晚上十点。
自从费伦加入总区重案组后,重案组的同事难得加了一次夜班,大家都有点兴奋,目不转睛地盯着监视屏,准备学一学费伦怎么审犯人。
费伦先一步进了审讯杂物房坐下,然后通知仇兆强把艇仔阿列带了过来,并让他坐在那张没有靠背没抓没挠的凳子上。

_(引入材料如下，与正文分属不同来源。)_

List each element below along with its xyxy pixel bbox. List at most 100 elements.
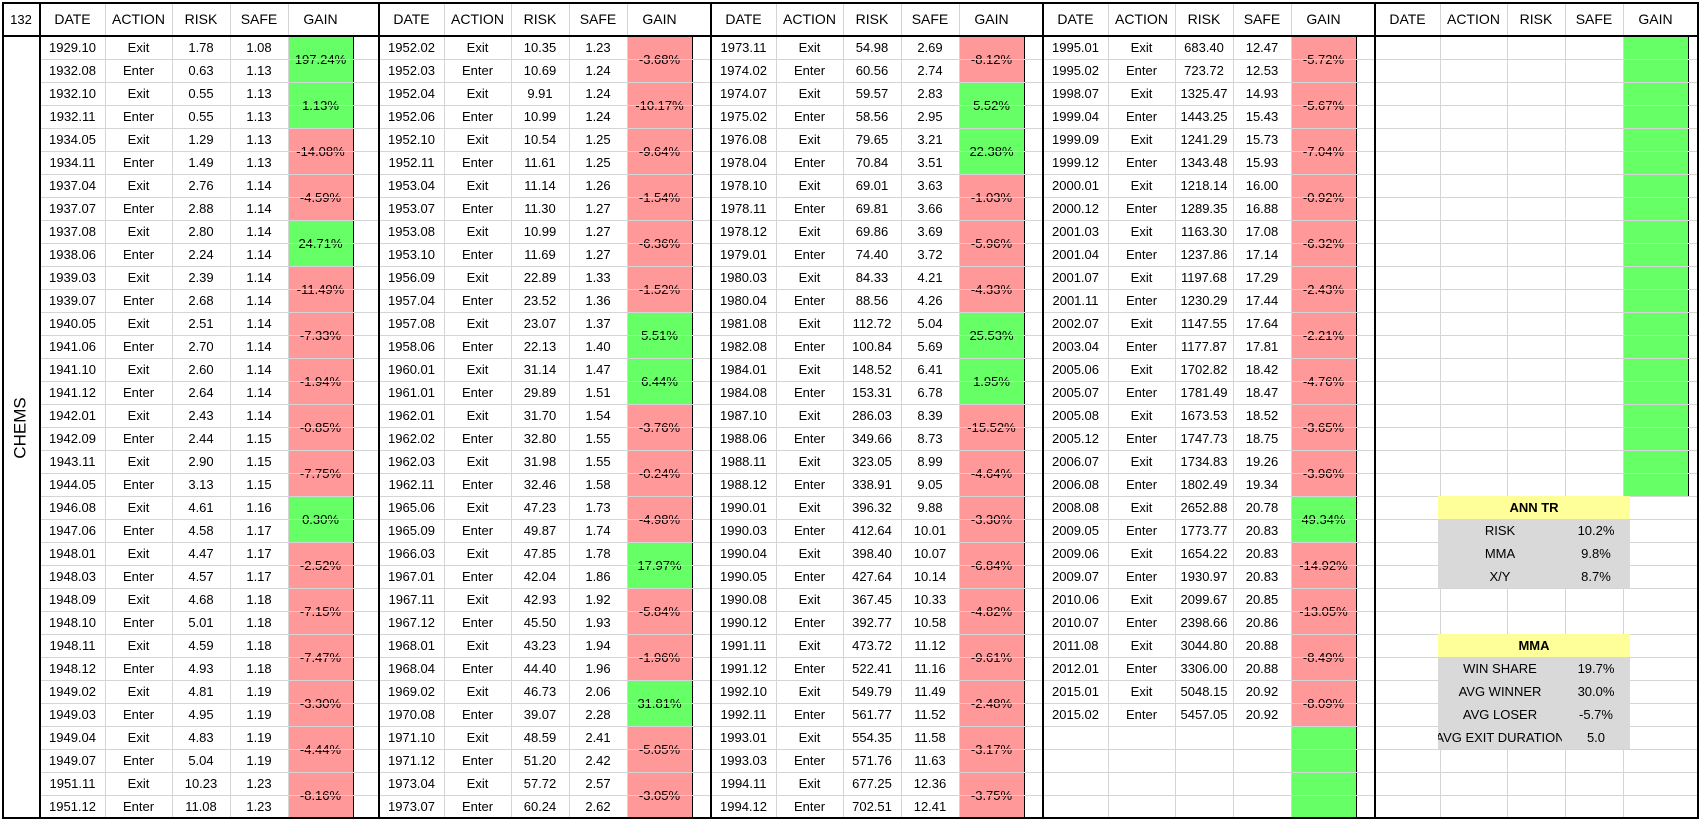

等仇兆强退了出去,在同样封闭环境下,费伦并没有说什么开场白,一连十几分钟基本上处于一种空白状态,他没有说话,没有提问,甚至连呼吸声也淡至若无,就那么静静地注视着阿列。
从监视器里看到费伦一无所动,莫婉宁奇道:“费SIR怎么不问话?”
谢亦欣抱着手道:“等下去就知道了。”
在隔壁如同电梯的杂物房里,阿列靠墙卷曲了三十六个钟头以上,早已习惯了那种有依靠的状态,一时间换坐在没有靠背的凳子上,很快就产生了一种不适的感觉。他开始频繁调整坐姿企图让自己舒服,这正是心神不集中的表现。
“嫌犯已经失去了集中力。”更木宣告道,“相信费君很快会提问!”
果然,费伦开始问话。
“根据我们所掌握的资料,你和火龙经常在铜锣湾闹市的那家冷饮店见面,除了这里还有别的见面地点吗?”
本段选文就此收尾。